Лейтенант Веригин положил возле себя противотанковую гранату так, чтобы ее можно было достать не глядя. Поискал в кармане запасную обойму… Пистолет — для себя. Он, лейтенант Веригин, готов.
Ничего этого генерал фон Моргенштерн не знал. И даже не предполагал. Это была та самая «неправильность», с какой воевали русские.
Подполковник Крутой, не отрываясь от стереотрубы, сказал:
— Похоже, кончили.
Добрынин согласился: кончили.
Подошел капитан Иващенко. И сел. Чужим, измученным голосом произнес:
— Связь со штабом дивизии есть.
Такой большой, сильный человек. И такой тихий голос…
Никто не знал, как тянули связь, и никто не узнает. Могли бы рассказать об этом три человека, что пошли вместе с ним. Но они остались за увалом…
Только трое могли бы рассказать, как лежали на каменном ровняке под минометным обстрелом, как держали круговую оборону и в упор, вплотную расстреливали немцев, которые просочились через боевые порядки полка… Но никто из них не рассказал бы, как Иващенко последнего немца заколол ножом. У него не было патронов, у него оставался нож…
Ни один из троих не мог рассказать об этом, потому что всех троих убили раньше.
А в общем, все было обычно, как на войне. И капитан Иващенко доложил, как докладывал всегда… Только голос сделался чужим. Подполковник Крутой протянул капитану фляжку:
— Выпей.
Тот медленно, очень медленно отвинтил пробку, приложился и долго пил. Он не чувствовал вкуса водки и не испытывал жажды… Он пил размеренно, по-деловому, зная, что пьяным не сделается, просто ему станет легче. День еще не кончился, и никто не знает, как и чем кончится.
Там и там рвались немецкие снаряды, иногда длинно стучал пулемет. Но люди, которые оставались в живых, уж не слышали этого. Слушали, но не слышали. Каждый живой, если он способен был думать, считал нелепыми эти взрывы и пулеметные очереди, потому что в живых остался он один… И этот один знал, вернее — привык к мысли, что завтрашнего дня уже не будет: приказано стоять. Сам командир дивизии тут. Это не шутка — командир дивизии. А может, и командира полка, и командира дивизии уже нет в живых…
Ну что ж, зато он еще жив.
Так думал каждый, кого еще не убили.
На военном языке это называлось жесткой обороной. Иногда говорили, что солдаты стоят насмерть.
Но главный удар подполковник Суровцев ждал не тут.
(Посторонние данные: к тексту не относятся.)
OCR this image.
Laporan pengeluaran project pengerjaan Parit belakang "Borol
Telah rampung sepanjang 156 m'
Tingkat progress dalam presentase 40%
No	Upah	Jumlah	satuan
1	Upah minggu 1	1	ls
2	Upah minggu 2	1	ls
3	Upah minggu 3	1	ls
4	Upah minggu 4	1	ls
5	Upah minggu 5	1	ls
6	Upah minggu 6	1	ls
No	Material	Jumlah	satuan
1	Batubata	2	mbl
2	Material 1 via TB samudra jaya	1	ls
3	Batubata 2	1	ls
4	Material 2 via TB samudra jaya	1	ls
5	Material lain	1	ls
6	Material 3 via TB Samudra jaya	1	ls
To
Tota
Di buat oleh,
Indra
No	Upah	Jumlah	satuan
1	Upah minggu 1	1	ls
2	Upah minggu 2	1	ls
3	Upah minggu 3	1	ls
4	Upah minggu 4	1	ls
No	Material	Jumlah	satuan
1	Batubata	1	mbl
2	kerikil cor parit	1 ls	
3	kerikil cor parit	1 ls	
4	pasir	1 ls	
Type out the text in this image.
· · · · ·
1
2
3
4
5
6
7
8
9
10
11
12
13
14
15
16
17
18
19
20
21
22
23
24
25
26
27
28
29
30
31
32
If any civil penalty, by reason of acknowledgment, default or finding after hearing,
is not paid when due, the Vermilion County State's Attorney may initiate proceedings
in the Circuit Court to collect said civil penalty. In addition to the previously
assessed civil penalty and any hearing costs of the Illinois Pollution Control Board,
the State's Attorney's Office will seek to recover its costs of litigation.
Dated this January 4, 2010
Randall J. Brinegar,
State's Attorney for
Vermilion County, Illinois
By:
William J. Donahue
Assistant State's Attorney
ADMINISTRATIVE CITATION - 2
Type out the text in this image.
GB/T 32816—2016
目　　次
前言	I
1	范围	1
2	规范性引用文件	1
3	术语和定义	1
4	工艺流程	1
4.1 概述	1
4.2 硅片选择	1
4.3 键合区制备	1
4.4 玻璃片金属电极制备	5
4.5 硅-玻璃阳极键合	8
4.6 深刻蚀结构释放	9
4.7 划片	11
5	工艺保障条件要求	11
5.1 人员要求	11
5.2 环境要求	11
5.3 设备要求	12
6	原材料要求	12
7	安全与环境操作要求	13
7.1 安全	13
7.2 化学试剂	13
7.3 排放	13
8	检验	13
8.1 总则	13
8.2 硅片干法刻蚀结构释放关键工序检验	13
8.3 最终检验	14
А если противник изменит привычную тактику и вся тяжесть удара ляжет все-таки на триста тринадцатый?.. Тогда он, подполковник Суровцев, допускает ошибку. И никто не простит ему. Никогда. Потому что, следуя элементарной логике, он давно бы должен отдать Крутому все…
Суровцев чувствовал, что немец ждет и добивается именно этого. Чтобы русский командир поступил непременно согласно этой логике…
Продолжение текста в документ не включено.